Here’s a list of a few things that I think distinguish a PDX from just places where your personal data is stored:
- user-controlled – the user needs to be in control of the data, who has access, and how it is used. Once that data is in my PDX, I make decisions about it. That doesn’t mean the data might not also be somewhere else. For example, data about my purchases from Amazon will certainly be stored at Amazon and not under my control. But I might also be emailing the receipts to a service that parses them and puts the data in my PDX for my use.
- federated – there isn’t one place where your data is stored, but multiple places that the data needs to be able to flow between, in a permissioned way. There’s no center, just a lot of cooperating system with my PDX orchestrating the interactions. While Amazon might not give my PDX access to and control over my transactions, my phone company might provide a PDX-capable contact service where I choose to store my contact information.

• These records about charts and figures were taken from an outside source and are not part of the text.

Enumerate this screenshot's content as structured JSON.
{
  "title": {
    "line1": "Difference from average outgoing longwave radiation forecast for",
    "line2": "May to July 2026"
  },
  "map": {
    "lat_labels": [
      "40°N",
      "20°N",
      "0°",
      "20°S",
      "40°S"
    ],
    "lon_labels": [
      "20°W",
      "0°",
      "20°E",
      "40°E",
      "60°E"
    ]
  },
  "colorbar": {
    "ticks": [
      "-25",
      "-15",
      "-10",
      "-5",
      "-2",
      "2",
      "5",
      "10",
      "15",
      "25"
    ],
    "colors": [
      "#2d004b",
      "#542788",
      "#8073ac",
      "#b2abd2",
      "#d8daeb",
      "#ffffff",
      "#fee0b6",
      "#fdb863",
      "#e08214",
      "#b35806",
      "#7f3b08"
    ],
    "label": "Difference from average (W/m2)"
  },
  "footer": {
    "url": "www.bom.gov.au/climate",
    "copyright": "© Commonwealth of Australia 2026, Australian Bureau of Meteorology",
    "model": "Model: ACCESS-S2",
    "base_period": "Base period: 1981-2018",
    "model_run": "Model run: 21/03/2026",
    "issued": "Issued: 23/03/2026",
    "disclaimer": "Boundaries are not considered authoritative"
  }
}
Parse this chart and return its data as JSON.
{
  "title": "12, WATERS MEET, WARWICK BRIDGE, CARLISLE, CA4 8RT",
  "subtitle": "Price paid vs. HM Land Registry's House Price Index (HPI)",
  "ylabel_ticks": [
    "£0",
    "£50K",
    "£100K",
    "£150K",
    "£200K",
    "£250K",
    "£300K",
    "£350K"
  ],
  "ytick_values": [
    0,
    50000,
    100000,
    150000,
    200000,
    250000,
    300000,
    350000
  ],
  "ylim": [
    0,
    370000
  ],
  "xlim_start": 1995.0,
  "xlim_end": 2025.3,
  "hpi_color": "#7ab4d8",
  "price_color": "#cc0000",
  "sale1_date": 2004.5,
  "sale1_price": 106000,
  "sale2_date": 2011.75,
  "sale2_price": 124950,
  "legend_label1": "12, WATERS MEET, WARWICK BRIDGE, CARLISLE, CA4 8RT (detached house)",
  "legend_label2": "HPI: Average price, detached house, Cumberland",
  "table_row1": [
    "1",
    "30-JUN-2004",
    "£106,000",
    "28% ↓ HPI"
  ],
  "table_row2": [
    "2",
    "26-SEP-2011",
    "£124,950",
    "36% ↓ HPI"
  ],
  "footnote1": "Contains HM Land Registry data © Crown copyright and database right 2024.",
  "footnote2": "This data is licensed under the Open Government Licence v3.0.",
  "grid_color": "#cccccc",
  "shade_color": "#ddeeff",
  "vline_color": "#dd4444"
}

- interoperable – various PDX services and brokers have to be able to operate together according to standards to perform their roles. When I take money out of my account at Wells Fargo and deposit it at Chase, I don’t lose part of the value because Chase doesn’t know how to handle some part of the transaction. The monetary system is interoperable with standards and, sometimes, shims that connect it all together.
- semantic – a PDX knows more about the data that it holds than existing data stores do. Consider Dropbox. I can put all kinds of things in my Dropbox, but it’s syntactic, not semantic. By that I mean that if I want to put healthcare data in Dropbox and control who uses it, I create a folder and put the data in it with specific permissions. The fact that there is a folder with a certain name located at a particular place in the folder hierarchy is purely syntactic. In a semantic world, the data itself is tagged as healthcare data and no matter where it is, it’s protected according to the policies I’ve put in place.
- portability – a PDX doesn’t trap data in proprietary formats. If my phone company is storing my contact data in the cloud and I decide that I want to move it to my own server or another service, I can—from a technical as well as a policy standpoint. Note that this doesn’t mean we have to wait until thousands upon thousands of data format specification get hammered out. Semantic metadata can provide a means of translating from one format to another.
- metadata management – one of the primary roles of the PDX is managing data about my data. What are the roles I’ve created? What permissions have I granted as exceptions to the defaults? What semantics surround the various data fields? What data sharing, encoding, and encrypting policies have I created? All of this has to be kept and managed in my behalf in the PDX.
- broker services – the PDX is a place where the user manages a federated network of data stores. As an example of why this is important, consider the shortcomings of OAuth. If I use an application that needs access to four OAuth mediated APIs, I have to go through the OAuth ceremnoy with each API provider separately. Now consider that I might have dozens of apps that use a popular API. I have to go through the OAuth ceremony for each of them separately. In short a broker saves us from the N x M explosion of permissioning ceremonies. Similarly for various data services.
- discoverable – a PDX should provide discoverability for its APIs and schemas so that any application I’m interested in knows how to interact with it. Discoverability protects users from having to completely specify addresses, mappings, and schemas to every application that comes along.
- automatable and scriptable – a PDX without automation is worse than no PDX at all because it burdens the user rather than saving effort. A PDX will be a player in a larger ecosystem of services. I don’t see is as a mere API that allows services and applications to GET and PUT data—it’s not WEBDAV on steoids. The PDX is an active participant in the greater ecosystem of services that are cooperating on the user’s behalf.